Despite the greatness of the biblical narrative, the church in the Western world has looked at the Bible from a different and more limited perspective for the past 150 years. We have truncated the four-chapter gospel down to two chapters: the Fall and redemption.
While sin and salvation are undeniable realities, they are not the complete gospel.
This abridged version of the gospel leaves out God’s original, good creation and God’s future restoration of creation in its entirety. It is an incomplete story with a number of problems:
- It does not tell us why we were created.
- It does not tell us about our true destiny.
- It overemphasizes the individualistic aspects of salvation. Salvation becomes all about us.
- It leads to an escapist view of redemption.
- It becomes a gospel of sin management.
This two-chapter gospel leads Christians to see their salvation only as a bus ticket to heaven. They believe what they do while they wait for the bus doesn’t really matter.
There is an important, practical reason to read the Bible as one narrative, as the four-chapter gospel: it enables us to understand our identity as God’s people as we see our role in his story.
From this perspective we clearly see our call to participate in God’s redemptive mission. Our identity as God’s people comes from our missional role in the biblical story, which is in the here and now. We rediscover our true identity by recovering this storyline of Scripture.
When understood in its fullness, the gospel starts in Genesis 1 with creation. This gospel is not solely about individual happiness and fulfillment; it is not all about me.
Tim Keller says,
It is not just a wonderful plan for ‘my life’ but a wonderful plan for the world; it is about the coming of God’s kingdom to renew all things.
Only with this bigger picture in view can we understand how our story fits into God’s story and begin to fulfill his call on our lives.
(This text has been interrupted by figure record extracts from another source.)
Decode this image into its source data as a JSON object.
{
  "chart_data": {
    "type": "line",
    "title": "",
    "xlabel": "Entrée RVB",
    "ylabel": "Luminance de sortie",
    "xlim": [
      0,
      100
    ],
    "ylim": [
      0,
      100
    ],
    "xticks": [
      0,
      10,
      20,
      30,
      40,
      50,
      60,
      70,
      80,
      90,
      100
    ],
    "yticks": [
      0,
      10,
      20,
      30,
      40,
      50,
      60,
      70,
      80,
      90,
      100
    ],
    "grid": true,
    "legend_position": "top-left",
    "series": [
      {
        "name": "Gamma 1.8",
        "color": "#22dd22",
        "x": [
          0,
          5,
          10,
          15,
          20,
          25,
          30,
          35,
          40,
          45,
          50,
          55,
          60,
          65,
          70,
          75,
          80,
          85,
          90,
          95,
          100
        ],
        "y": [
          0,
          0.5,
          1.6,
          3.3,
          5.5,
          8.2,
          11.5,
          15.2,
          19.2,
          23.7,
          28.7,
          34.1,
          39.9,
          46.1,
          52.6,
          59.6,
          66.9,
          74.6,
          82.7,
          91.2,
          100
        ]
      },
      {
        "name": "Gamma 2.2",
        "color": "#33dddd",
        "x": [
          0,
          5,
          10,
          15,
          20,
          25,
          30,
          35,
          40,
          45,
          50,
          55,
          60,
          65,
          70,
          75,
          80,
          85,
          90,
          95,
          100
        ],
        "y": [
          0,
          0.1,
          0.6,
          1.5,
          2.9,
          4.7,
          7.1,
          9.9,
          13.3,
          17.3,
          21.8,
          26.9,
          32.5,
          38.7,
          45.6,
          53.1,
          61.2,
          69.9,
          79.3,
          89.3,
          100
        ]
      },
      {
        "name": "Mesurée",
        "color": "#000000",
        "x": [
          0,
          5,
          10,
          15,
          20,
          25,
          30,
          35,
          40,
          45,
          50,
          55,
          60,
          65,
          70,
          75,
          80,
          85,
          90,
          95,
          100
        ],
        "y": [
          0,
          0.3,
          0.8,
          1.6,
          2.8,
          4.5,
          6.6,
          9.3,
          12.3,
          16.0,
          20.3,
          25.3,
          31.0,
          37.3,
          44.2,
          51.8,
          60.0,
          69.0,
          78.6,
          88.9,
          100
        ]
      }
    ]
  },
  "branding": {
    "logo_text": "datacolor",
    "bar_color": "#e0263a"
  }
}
Scripture begins with the creation of all things and ends with the renewal of all things. In between it offers an interpretation of the meaning of all history. In his book The New Testament and the People of God, N.T. Wright says that the divine drama told in Scripture “offers a story which is the story of the whole world. It is public truth.”
The biblical story makes a comprehensive claim on all humanity, calling each one of us to find our place in God’s story.